Recycling of medicines as an action to care for public health

Citizen commitment to recycling is a reality that grows every year. In the case of medicines and their packaging, proof is that in 2025 the total number of empty containers or those with remains of medicine deposited at Sigre Points was 5% higher compared to the previous year, according to Sigre data.

This gesture, carried out by the two million citizens who visit pharmacies daily, allows Sigre, – the entity in charge of guaranteeing the correct environmental management of the remains of medicines and their packaging generated in homes -, to perform an essential function to achieve four objectives, all related and all with positive impact. One of them, also essential, is to take care of public health.

Four benefits

The first is to prevent leftover or expired medications from remaining in homes with the risk of inappropriate consumption. Therefore, it is advisable to check your home medicine cabinet periodically and remove whatever is in those two categories.

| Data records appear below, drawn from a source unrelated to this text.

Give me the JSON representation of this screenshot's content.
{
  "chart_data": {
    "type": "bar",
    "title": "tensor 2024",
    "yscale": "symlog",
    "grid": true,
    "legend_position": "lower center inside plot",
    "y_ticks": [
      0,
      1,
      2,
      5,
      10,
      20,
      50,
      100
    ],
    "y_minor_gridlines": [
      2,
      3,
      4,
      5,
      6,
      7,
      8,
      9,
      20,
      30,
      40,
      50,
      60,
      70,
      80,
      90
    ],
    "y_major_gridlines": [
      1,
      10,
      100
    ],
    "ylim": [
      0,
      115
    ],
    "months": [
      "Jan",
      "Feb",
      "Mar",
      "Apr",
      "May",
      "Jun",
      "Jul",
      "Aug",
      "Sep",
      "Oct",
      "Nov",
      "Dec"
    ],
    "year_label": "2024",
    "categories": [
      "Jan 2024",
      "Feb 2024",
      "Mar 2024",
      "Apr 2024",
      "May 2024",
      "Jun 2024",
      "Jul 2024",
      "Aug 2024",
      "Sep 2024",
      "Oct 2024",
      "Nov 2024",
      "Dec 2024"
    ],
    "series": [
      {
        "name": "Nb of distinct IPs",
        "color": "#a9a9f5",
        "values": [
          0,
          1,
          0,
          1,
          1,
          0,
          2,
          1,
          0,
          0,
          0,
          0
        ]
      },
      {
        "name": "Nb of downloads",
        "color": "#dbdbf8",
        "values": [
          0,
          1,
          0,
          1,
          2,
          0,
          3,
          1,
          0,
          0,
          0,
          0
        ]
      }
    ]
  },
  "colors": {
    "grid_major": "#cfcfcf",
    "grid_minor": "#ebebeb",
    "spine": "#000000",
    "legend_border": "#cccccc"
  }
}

The second is to make possible the correct environmental treatment of the remains of medicines and their packaging. Throwing them in the trash or the toilet is not an option, because they pose a clear risk of contaminating rivers and soils.

The third is the recovery of all the materials that these containers contain, paper, glass, plastics, aluminum, etc. for recycling. It is the circular economy, which ultimately reduces the extraction of non-renewable raw materials and the resulting environmental impacts. And, as a culmination of all this and by extension, the protection of the health of the planet and, linked to it, human health.

One Health

Recycling, in this case that of medicines and their packaging, is also a public health measure. «When we reduce waste, reuse materials and recycle correctly, we reduce soil, water and air pollution; “We prevent plastics, metals or poorly managed organic waste from affecting animals, food chains and human communities.” explains Miguel Vega, general director of Sigre. He adds: «The World Health Organization estimates that 23% of deaths in the world are related to the environment. “There are more than 12 million people every year around the planet.”

For this reason, the interrelationship between the health of the living beings that inhabit the planet and the environment is known as One Health.

This approach is an essential framework for addressing global health and environmental problems. The certainties about the link that exists between human health and planetary health demand that the important threats represented by the loss of biodiversity, the contamination of ecosystems and climate change be addressed comprehensively and with coordinated actions. In this context, World Recycling Day, on May 17, is an opportune moment to focus attention on the linear, use-and-throw consumption model to focus on the circular use-recycle-reuse model. “Because recycling,” explains Vega, “acts on an environmental cause that ends up having health consequences, such as soil, water and air pollution, or plastics, metals and other garbage affecting animals, food chains, and human communities.” Finally, it is not just about eliminating waste and pollution, but what it is about is preventing them from their origin: “less extraction of raw materials, fewer landfills, fewer emissions, less exposure to toxins and less pressure on habitats,” summarizes Miguel Vega.

Beyond our environment

The general director of Sigre also reflects on the fact that “recycling has an ethical and educational component, which shows how our daily decisions have effects far beyond our own environment and interest: on other living beings, on future generations and in remote territories.”

All of this encompasses the One Health concept, which expands the vision to show that it is not enough to take care of individual health, but that it is interconnected with the ecological conditions that make it possible, “with which Sigre identifies and, therefore, defines our activity. In which, in addition, the entire pharmaceutical chain collaborates, from citizens to the industry. And that, after 25 years of operation, it is consolidated.

Which, on the other hand, as Vega emphasizes, “does not at all mean that we do not consider new challenges and advances in awareness, separation, waste prevention and sustainability of pharmaceutical packaging through eco-design.”